Login

Répondre à la détresse des exploitants

« Lors d'une cessation de paiement, le but est d'obtenir un redressement auprès d'un tribunal de grande instance. Il n'est pas obligatoire de faire appel à un avocat, ni à un comptable. Peu de personnes le savent », regrette Marc Coussy, viticulteur et bénévole à Solidarité Paysans Aquitaine.

Aider les agriculteurs en difficulté, sans frais et en toute confidentialité : c'est possible. Témoignage en Aquitaine, avec Marc Coussy, viticulteur et bénévole de l'association Solidarité Paysans.

Vous devez vous inscrire pour consulter librement tous les articles.

Comment s'exerce une aide à un exploitant en difficulté ? « Chaque fois que c'est possible, nous proposons une première rencontre sur site afin de bien mesurer l'importance du problème. C'est bien plus délicat, par exemple, quand il y a une vraie divergence de vision entre parents et enfants. » Marc Coussy parle d'expérience, de par son parcours en agriculture, et comme bénévole à Solidarité Paysans Aquitaine. Viticulteur, il a d'abord géré pendant 10 ans les dossiers d'installation à la direction départementale de l'agriculture (DDA), puis a été, 10 ans également, en poste à la protection des végétaux (ex-SRPV). À ce titre, il a exercé des contrôles pour le passeport phyto en pépinière et a constaté les profondes mutations dans l'agriculture et l'horticulture, dont le renforcement de la concurrence étrangère et ses impacts : développement des importations, primauté des activités de revente au détriment de la production, départ des productions de boutures vers le Portugal pour les plantes méditerranéennes et l'olivier, vers le Maroc pour le géranium, reconversion vers le paysage... « Nous avons perdu beaucoup de petites exploitations artisanales.
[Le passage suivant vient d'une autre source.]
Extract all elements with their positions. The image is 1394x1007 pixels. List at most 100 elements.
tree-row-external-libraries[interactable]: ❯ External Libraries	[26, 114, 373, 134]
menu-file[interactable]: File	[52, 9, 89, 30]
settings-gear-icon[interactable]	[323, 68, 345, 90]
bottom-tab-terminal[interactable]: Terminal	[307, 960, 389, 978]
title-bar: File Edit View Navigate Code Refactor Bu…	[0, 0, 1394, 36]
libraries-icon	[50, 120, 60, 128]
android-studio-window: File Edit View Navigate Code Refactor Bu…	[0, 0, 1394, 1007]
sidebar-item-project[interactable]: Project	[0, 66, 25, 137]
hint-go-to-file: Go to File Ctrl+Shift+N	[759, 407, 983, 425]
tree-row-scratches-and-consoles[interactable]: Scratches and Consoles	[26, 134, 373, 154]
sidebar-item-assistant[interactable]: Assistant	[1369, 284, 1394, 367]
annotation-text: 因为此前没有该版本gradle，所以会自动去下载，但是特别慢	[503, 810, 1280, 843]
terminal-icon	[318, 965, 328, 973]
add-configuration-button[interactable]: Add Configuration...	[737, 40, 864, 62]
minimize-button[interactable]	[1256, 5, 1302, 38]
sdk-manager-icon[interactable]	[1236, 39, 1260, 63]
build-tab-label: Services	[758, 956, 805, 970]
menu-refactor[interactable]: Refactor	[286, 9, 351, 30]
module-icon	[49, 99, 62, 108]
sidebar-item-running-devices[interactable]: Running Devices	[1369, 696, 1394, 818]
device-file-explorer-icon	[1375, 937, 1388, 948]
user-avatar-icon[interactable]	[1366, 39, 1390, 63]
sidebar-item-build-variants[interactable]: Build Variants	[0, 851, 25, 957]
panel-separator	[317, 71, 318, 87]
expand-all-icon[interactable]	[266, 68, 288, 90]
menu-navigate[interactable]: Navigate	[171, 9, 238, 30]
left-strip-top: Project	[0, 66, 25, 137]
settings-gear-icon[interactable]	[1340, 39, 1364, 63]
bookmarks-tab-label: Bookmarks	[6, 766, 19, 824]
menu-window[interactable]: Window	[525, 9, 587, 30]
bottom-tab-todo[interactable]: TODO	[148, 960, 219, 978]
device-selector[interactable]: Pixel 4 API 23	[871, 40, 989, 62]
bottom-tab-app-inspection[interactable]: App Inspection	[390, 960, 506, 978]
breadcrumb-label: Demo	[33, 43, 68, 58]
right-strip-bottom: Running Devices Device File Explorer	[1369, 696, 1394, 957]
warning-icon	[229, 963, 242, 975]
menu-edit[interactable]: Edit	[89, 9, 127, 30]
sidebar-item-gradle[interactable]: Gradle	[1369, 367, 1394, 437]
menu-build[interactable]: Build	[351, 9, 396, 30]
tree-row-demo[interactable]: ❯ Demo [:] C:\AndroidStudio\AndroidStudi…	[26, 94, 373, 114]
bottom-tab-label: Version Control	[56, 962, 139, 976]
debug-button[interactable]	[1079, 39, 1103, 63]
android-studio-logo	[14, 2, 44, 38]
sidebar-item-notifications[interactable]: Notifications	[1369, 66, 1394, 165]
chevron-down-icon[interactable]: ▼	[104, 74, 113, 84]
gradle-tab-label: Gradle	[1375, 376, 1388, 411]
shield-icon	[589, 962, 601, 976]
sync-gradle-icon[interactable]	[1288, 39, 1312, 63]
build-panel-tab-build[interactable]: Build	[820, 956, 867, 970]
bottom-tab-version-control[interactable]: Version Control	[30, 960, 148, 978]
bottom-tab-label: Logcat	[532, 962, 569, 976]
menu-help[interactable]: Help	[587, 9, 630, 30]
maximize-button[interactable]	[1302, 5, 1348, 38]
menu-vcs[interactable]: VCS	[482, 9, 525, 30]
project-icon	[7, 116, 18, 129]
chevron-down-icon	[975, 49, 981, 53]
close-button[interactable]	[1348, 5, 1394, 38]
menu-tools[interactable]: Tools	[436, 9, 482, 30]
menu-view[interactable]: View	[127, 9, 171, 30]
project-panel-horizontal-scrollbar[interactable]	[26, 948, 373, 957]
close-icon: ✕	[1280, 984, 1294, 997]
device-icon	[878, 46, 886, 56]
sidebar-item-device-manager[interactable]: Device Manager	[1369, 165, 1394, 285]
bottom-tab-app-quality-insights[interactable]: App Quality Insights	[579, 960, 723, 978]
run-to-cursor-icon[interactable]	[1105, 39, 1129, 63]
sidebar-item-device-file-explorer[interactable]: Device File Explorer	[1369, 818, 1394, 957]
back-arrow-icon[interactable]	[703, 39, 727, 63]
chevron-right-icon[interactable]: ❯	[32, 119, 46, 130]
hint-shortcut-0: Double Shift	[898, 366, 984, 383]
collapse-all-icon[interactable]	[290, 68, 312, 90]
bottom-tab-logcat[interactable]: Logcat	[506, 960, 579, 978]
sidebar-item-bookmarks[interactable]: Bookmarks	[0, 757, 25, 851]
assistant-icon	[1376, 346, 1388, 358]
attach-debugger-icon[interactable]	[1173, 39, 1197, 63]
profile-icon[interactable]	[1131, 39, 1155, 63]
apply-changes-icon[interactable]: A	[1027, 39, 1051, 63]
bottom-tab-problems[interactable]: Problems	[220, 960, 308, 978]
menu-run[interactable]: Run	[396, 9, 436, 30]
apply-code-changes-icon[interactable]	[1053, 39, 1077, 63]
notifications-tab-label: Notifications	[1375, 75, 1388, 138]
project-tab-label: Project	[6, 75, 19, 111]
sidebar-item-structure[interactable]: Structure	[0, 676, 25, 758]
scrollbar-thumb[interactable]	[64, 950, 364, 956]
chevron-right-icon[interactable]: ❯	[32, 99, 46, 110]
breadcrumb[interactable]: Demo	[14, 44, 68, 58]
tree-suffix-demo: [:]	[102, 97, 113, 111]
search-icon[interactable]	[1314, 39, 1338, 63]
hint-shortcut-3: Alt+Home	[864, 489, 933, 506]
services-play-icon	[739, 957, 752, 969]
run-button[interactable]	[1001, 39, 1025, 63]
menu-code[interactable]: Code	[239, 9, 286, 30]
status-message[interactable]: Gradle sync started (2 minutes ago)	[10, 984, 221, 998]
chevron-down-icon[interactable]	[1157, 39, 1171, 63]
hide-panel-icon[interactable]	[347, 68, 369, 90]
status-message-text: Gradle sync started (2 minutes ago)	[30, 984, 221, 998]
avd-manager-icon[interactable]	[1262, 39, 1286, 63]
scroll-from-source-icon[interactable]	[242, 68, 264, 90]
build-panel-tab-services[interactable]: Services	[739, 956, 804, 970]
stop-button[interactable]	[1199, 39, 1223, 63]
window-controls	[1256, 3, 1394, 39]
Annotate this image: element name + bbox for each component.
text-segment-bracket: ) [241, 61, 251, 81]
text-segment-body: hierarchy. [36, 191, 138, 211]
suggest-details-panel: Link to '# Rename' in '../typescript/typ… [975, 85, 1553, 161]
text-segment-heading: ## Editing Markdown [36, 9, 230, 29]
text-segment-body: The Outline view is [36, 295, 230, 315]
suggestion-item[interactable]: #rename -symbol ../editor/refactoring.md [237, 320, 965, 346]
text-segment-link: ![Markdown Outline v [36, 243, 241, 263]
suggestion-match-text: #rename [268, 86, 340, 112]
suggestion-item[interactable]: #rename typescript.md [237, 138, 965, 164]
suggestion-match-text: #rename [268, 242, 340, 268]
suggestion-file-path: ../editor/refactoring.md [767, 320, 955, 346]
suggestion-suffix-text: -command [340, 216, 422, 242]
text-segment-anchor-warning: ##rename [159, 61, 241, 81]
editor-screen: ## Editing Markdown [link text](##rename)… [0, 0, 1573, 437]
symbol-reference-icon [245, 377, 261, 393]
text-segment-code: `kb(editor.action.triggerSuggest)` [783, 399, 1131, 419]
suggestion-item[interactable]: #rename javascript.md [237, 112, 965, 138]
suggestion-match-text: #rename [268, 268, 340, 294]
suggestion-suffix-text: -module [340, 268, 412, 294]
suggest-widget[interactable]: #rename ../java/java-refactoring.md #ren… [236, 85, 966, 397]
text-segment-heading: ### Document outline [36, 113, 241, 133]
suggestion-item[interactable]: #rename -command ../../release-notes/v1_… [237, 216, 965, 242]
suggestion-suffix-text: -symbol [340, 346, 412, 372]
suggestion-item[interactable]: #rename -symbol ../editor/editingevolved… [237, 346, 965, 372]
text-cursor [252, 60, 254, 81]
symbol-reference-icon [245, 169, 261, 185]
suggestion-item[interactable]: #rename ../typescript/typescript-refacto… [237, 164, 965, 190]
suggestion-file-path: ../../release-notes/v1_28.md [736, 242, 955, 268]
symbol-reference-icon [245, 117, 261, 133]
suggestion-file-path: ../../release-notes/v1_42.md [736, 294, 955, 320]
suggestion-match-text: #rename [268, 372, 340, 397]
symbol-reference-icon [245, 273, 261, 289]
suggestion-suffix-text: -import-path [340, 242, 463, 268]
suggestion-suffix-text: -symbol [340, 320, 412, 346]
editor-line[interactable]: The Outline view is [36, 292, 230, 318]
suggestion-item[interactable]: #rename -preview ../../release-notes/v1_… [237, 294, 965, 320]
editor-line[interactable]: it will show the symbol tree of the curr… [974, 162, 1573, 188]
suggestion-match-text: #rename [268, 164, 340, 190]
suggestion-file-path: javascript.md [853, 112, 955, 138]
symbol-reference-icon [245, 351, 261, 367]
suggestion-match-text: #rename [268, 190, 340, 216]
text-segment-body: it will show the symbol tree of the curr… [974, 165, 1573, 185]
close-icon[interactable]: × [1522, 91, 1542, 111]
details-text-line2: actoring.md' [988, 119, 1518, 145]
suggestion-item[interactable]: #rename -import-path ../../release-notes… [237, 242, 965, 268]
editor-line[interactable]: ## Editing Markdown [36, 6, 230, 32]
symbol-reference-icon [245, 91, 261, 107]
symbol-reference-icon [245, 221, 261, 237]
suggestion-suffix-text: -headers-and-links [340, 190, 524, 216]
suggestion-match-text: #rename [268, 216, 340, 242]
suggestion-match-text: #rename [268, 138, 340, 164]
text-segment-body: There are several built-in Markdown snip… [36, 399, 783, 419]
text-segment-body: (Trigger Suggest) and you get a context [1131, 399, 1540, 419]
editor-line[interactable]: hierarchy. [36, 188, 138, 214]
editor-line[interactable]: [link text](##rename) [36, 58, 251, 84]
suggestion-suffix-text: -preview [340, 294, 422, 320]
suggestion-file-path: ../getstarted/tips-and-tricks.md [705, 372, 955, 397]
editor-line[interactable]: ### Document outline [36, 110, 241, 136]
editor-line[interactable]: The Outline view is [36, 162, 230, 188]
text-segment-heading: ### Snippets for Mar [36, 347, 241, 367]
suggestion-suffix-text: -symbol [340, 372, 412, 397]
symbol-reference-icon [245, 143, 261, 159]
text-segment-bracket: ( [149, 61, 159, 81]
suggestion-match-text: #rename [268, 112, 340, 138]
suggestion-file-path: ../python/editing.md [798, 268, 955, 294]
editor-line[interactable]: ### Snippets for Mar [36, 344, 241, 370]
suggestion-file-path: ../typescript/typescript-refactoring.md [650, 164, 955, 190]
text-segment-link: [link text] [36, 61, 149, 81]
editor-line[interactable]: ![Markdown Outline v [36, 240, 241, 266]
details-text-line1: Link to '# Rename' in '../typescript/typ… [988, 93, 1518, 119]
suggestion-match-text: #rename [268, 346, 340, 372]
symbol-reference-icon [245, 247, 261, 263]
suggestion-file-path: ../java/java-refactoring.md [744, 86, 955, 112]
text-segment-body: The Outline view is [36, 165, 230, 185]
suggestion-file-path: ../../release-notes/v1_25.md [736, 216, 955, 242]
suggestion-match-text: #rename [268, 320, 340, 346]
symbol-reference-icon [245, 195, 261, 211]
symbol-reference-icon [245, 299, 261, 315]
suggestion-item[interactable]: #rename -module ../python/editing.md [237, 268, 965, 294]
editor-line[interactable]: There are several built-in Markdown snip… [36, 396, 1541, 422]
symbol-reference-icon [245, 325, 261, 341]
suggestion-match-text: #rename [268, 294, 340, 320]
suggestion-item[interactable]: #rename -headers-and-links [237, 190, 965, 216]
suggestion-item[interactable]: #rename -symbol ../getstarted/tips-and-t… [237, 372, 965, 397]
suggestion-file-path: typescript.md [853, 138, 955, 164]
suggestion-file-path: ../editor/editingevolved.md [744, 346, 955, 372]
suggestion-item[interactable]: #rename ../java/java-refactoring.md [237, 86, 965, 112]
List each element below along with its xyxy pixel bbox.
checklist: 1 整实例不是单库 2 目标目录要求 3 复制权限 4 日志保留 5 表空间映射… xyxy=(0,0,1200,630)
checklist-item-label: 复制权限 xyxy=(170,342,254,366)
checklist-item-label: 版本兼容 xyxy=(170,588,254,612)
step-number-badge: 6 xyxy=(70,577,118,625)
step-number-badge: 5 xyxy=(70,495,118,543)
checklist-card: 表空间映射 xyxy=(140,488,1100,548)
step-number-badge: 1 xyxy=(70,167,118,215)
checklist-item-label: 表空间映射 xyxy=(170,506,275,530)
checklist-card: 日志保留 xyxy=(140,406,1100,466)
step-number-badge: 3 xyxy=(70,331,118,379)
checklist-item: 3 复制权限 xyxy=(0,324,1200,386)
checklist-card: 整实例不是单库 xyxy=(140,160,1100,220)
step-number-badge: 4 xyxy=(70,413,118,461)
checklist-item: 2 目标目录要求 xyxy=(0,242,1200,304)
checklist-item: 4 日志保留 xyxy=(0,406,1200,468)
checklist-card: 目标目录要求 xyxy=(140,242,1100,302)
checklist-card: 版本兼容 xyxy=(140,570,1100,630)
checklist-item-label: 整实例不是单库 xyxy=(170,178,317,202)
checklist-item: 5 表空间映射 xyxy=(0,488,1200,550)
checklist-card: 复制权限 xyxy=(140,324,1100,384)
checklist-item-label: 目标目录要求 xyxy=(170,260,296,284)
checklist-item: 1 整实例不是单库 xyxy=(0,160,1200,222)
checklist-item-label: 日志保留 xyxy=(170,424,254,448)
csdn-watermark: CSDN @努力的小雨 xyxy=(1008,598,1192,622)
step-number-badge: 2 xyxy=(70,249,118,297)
La redevance pour la protection des végétaux n'a pas été efficace ; elle s'est ajoutée aux autres charges. Les entreprises qui ont survécu ont dû investir ; il y a eu un phénomène d'ultraconcentration. Les obtenteurs, avec un savoir-faire spécifique, ont réussi à se maintenir, notamment certains en pépinière horticole ou arboricole, et en chrysanthème dans le secteur de Bergerac (24). Mais pour beaucoup d'autres, à l'époque et encore aujourd'hui, il y a des difficultés sérieuses, notamment économiques, à surmonter », regrette le viticulteur.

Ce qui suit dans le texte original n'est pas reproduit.